Я поехала домой одеться по-вечернему. В одиннадцатом часу вечера Маяковский и Эльза заехали за мной. Эльза хорошенькая, с светло-рыжеватыми волосами, огромными строгими серо-голубыми глазами и удивительно красивыми и легкими ножками. Танцевать она очень любила и танцевала все новые танцы с упоением. Я совсем не танцевала, так же как и Маяковский. Итак, мы едем «просвещаться». По дороге молчим.
На площади Concorde (Согласия) Владимир Владимирович остановил такси и сказал:
– Я влюблен в эту площадь и хотел бы на ней жениться. Пока хоть постоим и полюбуемся.
Оглядев площадь, рассказал, что приходил сюда один, но его немедленно осаждали какие-то мелкие французики и предлагали открытки с изображением площади. В первый раз он наивно протянул руку, чтобы выбрать фото. Сразу же французик, как фокусник, развернул веером пачку открыток, и… там оказалась такая коллекция похабщины, что сразу стало противно.
– Может, сейчас постесняются?
Мы постояли без помех, спокойно любуясь фонтанами и всей композицией площади, действительно чрезвычайно красивой.
Наконец Владимир Владимирович начал бормотать: «Пойду к „Максиму“ я…», и мы пошли на улицу Руаяль, втекающую на площадь Согласия, где находится знаменитый ресторан «У Максима». Когда мы сняли пальто и проходили мимо столиков зала-кафе, гарсон шикарно маневрировал между столиками подносом с фарфоровыми чашками и двумя чайниками, из носиков которых свисали металлические ситечки. Маяковский спросил гарсона:
– Кэс ке сэ?
Тот ответил:
– Tilleul et comomille.
Эльза перевела:
– Это настои из липы и из ромашки, их многие французы пьют перед сном.
Маяковский как-то огрызнулся:
– Вот это мы и будем пить! Всю жизнь мечтал попасть к «Максиму» и пить отвар из липы и ромашек!… – И он несколько раз повторил слова: – Тийёль э камомий…
Мы проходим в следующий зал – ресторан. Маяковский нарочито долго водит нас выбирать столик. На нас уже обращают внимание ужинающие. Наконец столик выбран так, чтобы видеть небольшую площадку для танцев с безукоризненно натертым паркетом. Фоном для танцующих служит многолюдный джаз-оркестр. Мы садимся. Официанты ловко подпихнули под меня и Эльзу стулья, а Владимир Владимирович стоит очень парадный и красивый, опершись на спинку стула, озирая окрестности… Мы с Эльзой чувствуем, что что-то должно произойти – добром это не кончится.

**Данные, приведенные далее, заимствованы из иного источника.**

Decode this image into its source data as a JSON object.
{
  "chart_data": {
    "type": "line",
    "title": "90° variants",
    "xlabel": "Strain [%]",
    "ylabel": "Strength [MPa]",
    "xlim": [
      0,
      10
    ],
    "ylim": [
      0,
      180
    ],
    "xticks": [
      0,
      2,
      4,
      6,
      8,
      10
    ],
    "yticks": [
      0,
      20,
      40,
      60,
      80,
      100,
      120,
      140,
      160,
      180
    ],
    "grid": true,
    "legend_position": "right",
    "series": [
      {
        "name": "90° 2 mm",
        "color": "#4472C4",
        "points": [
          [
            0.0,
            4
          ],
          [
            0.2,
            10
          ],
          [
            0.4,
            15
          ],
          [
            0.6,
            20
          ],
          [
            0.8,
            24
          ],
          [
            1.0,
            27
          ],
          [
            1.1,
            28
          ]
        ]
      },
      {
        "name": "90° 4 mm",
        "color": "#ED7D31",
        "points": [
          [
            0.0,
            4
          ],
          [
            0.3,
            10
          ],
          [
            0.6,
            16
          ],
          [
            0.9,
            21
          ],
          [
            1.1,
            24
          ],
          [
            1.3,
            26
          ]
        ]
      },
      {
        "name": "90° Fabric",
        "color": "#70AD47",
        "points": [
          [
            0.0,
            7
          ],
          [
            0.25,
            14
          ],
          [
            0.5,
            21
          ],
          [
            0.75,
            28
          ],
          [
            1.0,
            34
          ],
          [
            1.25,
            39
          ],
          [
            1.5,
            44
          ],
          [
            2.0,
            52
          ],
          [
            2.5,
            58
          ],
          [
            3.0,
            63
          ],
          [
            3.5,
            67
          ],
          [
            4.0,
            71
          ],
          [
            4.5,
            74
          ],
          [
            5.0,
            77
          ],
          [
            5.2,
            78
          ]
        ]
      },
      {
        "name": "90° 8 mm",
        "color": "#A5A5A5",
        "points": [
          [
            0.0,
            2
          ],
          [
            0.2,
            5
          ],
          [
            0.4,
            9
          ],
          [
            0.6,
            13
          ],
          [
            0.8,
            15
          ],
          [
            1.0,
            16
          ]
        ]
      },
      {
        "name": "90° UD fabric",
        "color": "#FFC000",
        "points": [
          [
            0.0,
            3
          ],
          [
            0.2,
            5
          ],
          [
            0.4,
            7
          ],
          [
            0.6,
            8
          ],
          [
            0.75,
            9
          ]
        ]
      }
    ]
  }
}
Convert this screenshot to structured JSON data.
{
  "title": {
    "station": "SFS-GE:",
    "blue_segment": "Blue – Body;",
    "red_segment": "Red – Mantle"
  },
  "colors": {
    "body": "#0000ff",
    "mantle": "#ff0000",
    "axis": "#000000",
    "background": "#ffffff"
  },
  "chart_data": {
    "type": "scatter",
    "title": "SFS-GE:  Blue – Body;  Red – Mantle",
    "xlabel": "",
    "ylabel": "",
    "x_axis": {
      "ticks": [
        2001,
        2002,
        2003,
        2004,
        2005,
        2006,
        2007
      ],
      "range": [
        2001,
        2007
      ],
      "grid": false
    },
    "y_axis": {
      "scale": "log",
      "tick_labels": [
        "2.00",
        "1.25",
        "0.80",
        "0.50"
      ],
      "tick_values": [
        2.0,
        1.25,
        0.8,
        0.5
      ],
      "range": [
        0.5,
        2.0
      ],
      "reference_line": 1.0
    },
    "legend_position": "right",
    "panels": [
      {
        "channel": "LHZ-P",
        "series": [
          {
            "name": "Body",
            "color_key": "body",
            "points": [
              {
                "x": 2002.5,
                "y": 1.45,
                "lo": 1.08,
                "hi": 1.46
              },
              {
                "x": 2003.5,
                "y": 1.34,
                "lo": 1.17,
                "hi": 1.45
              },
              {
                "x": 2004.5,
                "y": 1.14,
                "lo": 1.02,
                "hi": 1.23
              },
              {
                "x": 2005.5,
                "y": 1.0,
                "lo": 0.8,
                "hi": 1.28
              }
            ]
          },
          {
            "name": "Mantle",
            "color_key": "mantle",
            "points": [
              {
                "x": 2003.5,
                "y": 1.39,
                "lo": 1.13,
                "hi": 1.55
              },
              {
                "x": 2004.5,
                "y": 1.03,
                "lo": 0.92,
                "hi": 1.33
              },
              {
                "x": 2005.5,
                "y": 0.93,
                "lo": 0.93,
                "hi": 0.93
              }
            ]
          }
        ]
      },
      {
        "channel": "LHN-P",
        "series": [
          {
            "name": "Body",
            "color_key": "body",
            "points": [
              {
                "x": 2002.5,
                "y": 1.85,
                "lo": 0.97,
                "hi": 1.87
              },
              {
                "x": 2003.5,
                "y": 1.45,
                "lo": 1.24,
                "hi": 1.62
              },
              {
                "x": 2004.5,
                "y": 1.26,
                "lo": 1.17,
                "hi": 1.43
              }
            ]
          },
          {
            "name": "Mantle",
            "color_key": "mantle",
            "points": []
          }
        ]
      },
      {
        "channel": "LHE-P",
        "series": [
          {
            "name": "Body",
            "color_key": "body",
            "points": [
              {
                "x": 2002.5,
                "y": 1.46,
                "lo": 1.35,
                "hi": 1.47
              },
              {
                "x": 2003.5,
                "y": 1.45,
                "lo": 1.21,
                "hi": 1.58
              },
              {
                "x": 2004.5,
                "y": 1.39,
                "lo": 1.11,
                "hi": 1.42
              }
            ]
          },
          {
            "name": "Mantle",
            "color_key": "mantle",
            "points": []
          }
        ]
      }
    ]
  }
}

Когда один из лакеев преподнес Маяковскому карточку еды и вин, он небрежно отстранил черный с золотом прейскурант и сказал четко, но довольно громко:
– Тийёль э камомий, силь ву плэ.
Лакей, не веря своим ушам, отшатнулся и, наведя на всего себя улыбку, изогнулся к Маяковскому и прошептал:
– Pardon, monsieur.
Мы с Эльзой онемели.
– Ну помогите же мне сделать заказ! Этот идиот чего-то не понимает? – И злые чертики запрыгали у Маяковского в глазах.
Официант опрометью бросился в складки плюшевой портьеры и вновь возник в сопровождении солидного мужчины, имевшего вид по крайней мере министра. Он подошел неторопливо, с достоинством и сказал:
– Отвары подают в зале-кафе. Вероятно, месье не знал этого? А здесь минимум, что можно заказать, – это две бутылки шампанского любой марки на столик.
Эльза перевела.
Маяковский небрежно, с видом лорда бросил через плечо взгляд на метрдотеля и сказал нам:
– Деточки, ну закажите две бутылки шампанского и шесть отваров для начала.
Эльза, более привыкшая к Владимиру Владимировичу, спокойно сказала:
– Ну конечно, Володя, – и с полной выдержкой заказала метрдотелю то, что просил Маяковский.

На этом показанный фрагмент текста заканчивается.